Department of Cardiac Sciences, University of Calgary, Libin Cardiovascular Institute of Alberta, Alberta, Canada.
Circ Heart Fail. 2012 May 1;5(3):349-56. doi: 10.1161/CIRCHEARTFAILURE.111.965889. Epub 2012 Apr 16.
Experimental cell therapy attenuates maladaptive cardiac remodeling and improves heart function. Paracrine mechanisms have been proposed. The effect of cell therapy on post infarction cardiac fibroblast and extracellular matrix (ECM) regulation was examined.
Vascular smooth muscle cells (VSMC) were injected into the border zone of subacute infarcted syngeneic Fischer rat hearts and compared with medium-injected controls. Twelve weeks post injection, cell-treated hearts showed preserved ECM content and attenuated structural chamber remodeling. Myofibroblast activation (α-smooth muscle actin expression) was decreased significantly, while basic fibroblast growth factor (bFGF) expression, a known inhibitor of transforming growth factor β-1-induced fibroblast differentiation, was increased. Matrix metalloproteinase-2 expression and activation by gelatin zymography was unchanged between groups, while its endogenous inhibitor, tissue inhibitors of matrix metalloproteinase (TIMP)-2, showed both increased expression and enhanced inhibitory capacity in cell-treated hearts. To define paracrine mechanisms, in vitro effects of VSMC conditioned media on myofibroblast activation were assessed by 3-D collagen gel contraction assay. VSMC conditioned media significantly inhibited collagen contraction, while a specific bFGF inhibitor abolished this paracrine response. TIMP-2 induced collagen contraction, but the effect was suppressed in the presence of bFGF.
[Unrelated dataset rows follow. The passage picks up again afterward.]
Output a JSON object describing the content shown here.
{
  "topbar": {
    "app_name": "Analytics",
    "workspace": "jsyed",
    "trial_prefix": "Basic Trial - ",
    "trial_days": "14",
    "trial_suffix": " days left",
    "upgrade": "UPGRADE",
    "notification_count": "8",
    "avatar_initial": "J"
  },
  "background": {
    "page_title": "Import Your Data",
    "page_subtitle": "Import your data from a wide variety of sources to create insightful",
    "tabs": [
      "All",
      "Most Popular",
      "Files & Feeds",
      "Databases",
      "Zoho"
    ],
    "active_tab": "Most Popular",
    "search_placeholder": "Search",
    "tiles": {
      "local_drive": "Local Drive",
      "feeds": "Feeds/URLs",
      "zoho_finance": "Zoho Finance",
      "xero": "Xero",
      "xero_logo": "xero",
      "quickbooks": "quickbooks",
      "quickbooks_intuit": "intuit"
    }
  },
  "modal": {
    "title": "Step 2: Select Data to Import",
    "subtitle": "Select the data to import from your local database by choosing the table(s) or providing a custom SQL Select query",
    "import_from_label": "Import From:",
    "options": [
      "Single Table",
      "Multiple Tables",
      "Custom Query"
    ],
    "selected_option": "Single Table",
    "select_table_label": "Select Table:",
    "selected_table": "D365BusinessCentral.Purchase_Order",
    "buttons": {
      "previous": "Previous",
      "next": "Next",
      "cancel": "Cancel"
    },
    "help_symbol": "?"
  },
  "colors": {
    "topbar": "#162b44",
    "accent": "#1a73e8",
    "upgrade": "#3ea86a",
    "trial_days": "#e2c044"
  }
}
Extracellular matrix dysregulation post myocardial infarction is improved by cell therapy. These data suggest that cell transplantation attenuates myofibroblast activation and subsequent maladaptive structural chamber remodeling through paracrine mechanisms involving bFGF and TIMP-2.
实验性细胞疗法可减轻适应性不良的心脏重构并改善心脏功能。已提出旁分泌机制。研究了细胞疗法对梗死后心脏成纤维细胞和细胞外基质(ECM)调节的影响。
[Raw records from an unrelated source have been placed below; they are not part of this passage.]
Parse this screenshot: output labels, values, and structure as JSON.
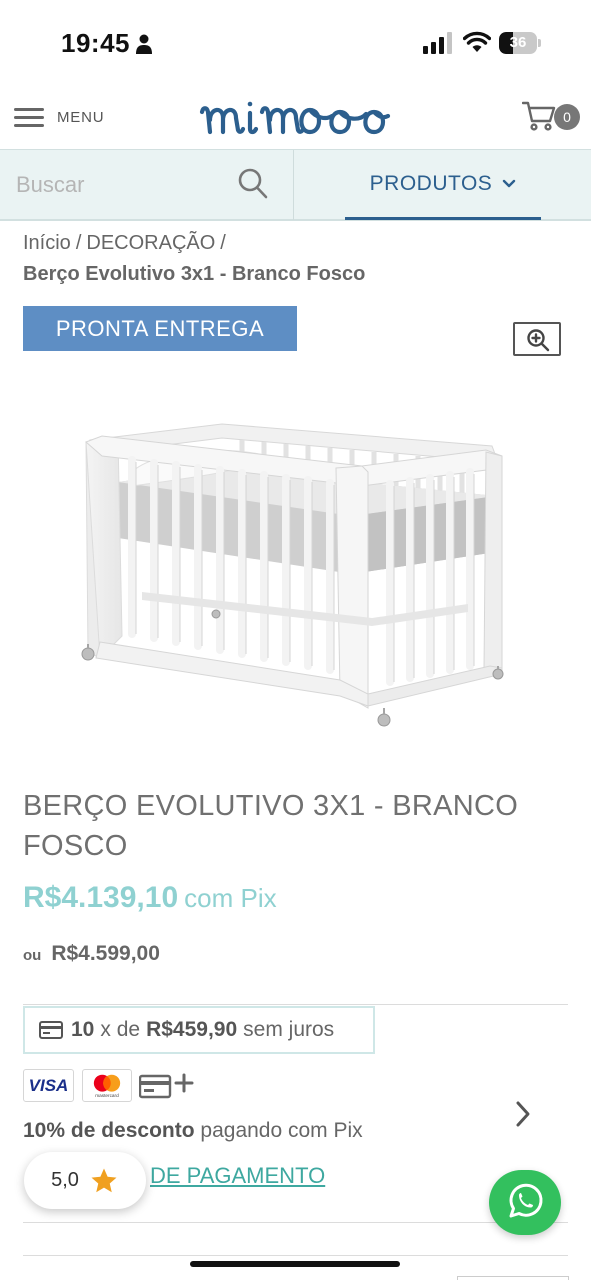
{
  "status_bar": {
    "time": "19:45",
    "battery": "36",
    "battery_level": 0.36,
    "icons": [
      "person-icon",
      "signal-icon",
      "wifi-icon",
      "battery-icon"
    ]
  },
  "header": {
    "menu_label": "MENU",
    "logo_text": "mimoo",
    "cart_count": "0",
    "brand_color": "#2c5f8e"
  },
  "search": {
    "placeholder": "Buscar",
    "products_label": "PRODUTOS"
  },
  "breadcrumb": {
    "home": "Início",
    "category": "DECORAÇÃO",
    "current": "Berço Evolutivo 3x1 - Branco Fosco"
  },
  "product": {
    "badge": "PRONTA ENTREGA",
    "title": "BERÇO EVOLUTIVO 3X1 - BRANCO FOSCO",
    "price_pix": "R$4.139,10",
    "pix_label": "com Pix",
    "ou": "ou",
    "price_regular": "R$4.599,00",
    "installments": {
      "count": "10",
      "x_de": "x de",
      "amount": "R$459,90",
      "suffix": "sem juros"
    },
    "discount_bold": "10% de desconto",
    "discount_rest": "pagando com Pix",
    "payment_link": "DE PAGAMENTO",
    "payment_methods": [
      "VISA",
      "mastercard"
    ]
  },
  "rating": {
    "value": "5,0"
  },
  "colors": {
    "accent_price": "#8fd1d1",
    "badge_bg": "#5e8ec4",
    "link": "#3ea8a0",
    "whatsapp": "#33c05e",
    "star": "#f0a020"
  }
}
将血管平滑肌细胞(VSMC)注射到亚急性梗死的同种异体费希尔大鼠心脏的边缘区,并与注射培养基的对照组进行比较。注射后 12 周,细胞处理的心脏显示 ECM 含量保持不变,结构室重构减弱。肌成纤维细胞激活(α-平滑肌肌动蛋白表达)明显降低,而碱性成纤维细胞生长因子(bFGF)表达增加,bFGF 是转化生长因子 β-1 诱导成纤维细胞分化的已知抑制剂。明胶酶谱法显示基质金属蛋白酶-2(MMP-2)的表达和活化在两组之间没有变化,而其内源性抑制剂基质金属蛋白酶组织抑制剂(TIMP)-2在细胞处理的心脏中表现出增加的表达和增强的抑制能力。为了定义旁分泌机制,通过 3-D 胶原凝胶收缩测定评估了 VSMC 条件培养基对肌成纤维细胞激活的体外作用。VSMC 条件培养基显著抑制胶原收缩,而特异性 bFGF 抑制剂则消除了这种旁分泌反应。TIMP-2 诱导胶原收缩,但在存在 bFGF 的情况下,该作用受到抑制。
心肌梗死后细胞外基质失调得到改善。这些数据表明,细胞移植通过涉及 bFGF 和 TIMP-2 的旁分泌机制来减轻肌成纤维细胞的激活和随后的适应性不良的结构室重构。